The required clock frequency is determined by the target resolution, frame rate, and pixels-per-cycle configuration:
Resets
Mini-ISP uses a single active-low synchronous reset, aresetn. When asserted (driven Low), all internal state machines return to their initial state and all configuration registers are loaded with their default values. The reset must be held active for at least one clock cycle.
Protocol Description
The AXI4-Stream video interfaces follow the standard AXI4-Stream Video protocol. Each frame begins with a tuser pulse on the first pixel of the first line. Each line ends with a tlast assertion on the last pixel. The tvalid/tready handshake controls data flow, and backpressure is fully supported.
The AXI4-Lite register interface supports single-beat read and write transactions. Write address and write data must be presented simultaneously. The core always responds with OKAY (2'b00) on both write and read response channels.
Design Flow Steps
Customizing and Generating the IP Core
Mini-ISP is configured through Verilog parameters at synthesis time. The following parameters are available:
| Parameter | Range | Default | Description |
|---|---|---|---|
| CFA_ORIENTATION | 0–3 | 0 | Bayer CFA pattern: 0=BG, 1=GB, 2=GR, 3=RG |
| MAX_RESOLUTION | 2048, 4096, 8192 | 4096 | Maximum supported line width in pixels |
| PIXEL_PER_CYCLE | 1, 2, 4 | 4 | Number of pixels processed per clock cycle |
| PIXEL_BIT_WIDTH | 8–24 | 12 | Input raw pixel bit width |
| COMPONENT_BIT_WIDTH | 8, 10, 12, 14 | 8 | Output RGB component bit width |
When using the Vivado IP integrator, these parameters are exposed through the IP customization GUI.
Constraining the IP Core
No special constraints are needed. It is sufficient to connect a constrained input clock.
Simulation
Mini-ISP includes a comprehensive verification environment based on Cocotb and Verilator. The testbenches are located in the python/tb/ directory and cover all sub-cores individually as well as the complete ISP pipeline. A Python reference model in python/mini_isp/ generates expected output for comparison against the RTL simulation results.

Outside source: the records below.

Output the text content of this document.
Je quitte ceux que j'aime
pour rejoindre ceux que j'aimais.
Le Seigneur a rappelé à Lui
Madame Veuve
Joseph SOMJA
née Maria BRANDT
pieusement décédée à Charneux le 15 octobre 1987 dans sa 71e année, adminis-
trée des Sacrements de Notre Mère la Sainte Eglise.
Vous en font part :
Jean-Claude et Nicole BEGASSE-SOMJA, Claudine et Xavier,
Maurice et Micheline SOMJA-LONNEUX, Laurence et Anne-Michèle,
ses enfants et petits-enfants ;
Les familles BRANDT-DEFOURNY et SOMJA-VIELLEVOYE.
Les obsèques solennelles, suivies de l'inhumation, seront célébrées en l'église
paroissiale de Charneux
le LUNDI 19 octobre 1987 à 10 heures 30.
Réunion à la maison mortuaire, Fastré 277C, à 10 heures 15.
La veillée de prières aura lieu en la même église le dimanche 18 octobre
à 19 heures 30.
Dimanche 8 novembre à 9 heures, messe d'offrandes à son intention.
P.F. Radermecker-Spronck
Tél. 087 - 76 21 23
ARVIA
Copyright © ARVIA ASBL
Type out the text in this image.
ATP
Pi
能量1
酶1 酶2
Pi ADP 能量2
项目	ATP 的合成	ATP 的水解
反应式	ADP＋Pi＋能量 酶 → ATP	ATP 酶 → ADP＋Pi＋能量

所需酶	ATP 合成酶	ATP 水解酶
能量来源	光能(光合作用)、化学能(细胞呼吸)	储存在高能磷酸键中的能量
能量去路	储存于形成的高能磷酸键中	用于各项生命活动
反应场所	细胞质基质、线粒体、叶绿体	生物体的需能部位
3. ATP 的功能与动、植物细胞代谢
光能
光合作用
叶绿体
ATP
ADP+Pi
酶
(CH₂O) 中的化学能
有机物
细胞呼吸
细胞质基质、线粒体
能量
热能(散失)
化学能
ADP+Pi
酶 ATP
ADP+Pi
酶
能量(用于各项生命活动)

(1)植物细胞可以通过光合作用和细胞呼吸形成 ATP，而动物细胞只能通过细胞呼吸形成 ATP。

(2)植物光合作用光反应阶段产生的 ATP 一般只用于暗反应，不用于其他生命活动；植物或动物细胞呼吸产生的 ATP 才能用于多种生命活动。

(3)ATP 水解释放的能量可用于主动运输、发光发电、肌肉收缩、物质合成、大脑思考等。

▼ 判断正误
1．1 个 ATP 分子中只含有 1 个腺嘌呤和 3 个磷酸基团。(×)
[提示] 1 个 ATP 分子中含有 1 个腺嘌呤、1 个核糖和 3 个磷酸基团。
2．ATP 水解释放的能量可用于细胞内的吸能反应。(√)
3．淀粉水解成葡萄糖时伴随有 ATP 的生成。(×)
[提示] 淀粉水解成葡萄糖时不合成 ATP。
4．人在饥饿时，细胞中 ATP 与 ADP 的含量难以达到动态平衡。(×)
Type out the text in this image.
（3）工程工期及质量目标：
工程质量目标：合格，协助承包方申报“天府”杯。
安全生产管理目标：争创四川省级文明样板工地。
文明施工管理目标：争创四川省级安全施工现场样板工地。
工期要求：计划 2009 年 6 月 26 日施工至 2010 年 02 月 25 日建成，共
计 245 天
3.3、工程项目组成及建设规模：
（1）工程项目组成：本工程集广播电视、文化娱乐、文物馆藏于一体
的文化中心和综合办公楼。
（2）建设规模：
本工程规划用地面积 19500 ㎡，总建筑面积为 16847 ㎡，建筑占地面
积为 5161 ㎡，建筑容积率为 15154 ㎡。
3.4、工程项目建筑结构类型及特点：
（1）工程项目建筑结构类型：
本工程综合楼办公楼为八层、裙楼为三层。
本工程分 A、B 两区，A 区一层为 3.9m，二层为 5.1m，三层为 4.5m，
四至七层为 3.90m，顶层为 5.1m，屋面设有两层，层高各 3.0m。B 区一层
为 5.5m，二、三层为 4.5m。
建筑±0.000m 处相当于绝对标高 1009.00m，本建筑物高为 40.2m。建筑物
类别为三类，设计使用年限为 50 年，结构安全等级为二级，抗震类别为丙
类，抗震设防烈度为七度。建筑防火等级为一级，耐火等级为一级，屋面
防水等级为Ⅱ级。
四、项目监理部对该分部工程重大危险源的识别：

To run the full test suite:
make sim
Individual sub-core tests can be run by navigating to the corresponding build directory under build/sim/.
Synthesis and Implementation
Mini-ISP can be synthesized using AMD Vivado™ Synthesis or Yosys. A Vivado IP packaging script is provided in the vivado/ directory. To package the IP core for use in the Vivado IP integrator:
vivado -mode batch -source vivado/package.tcl
The packaged IP core uses isp_top as the top-level module with AXI-standard port naming (aclk, aresetn).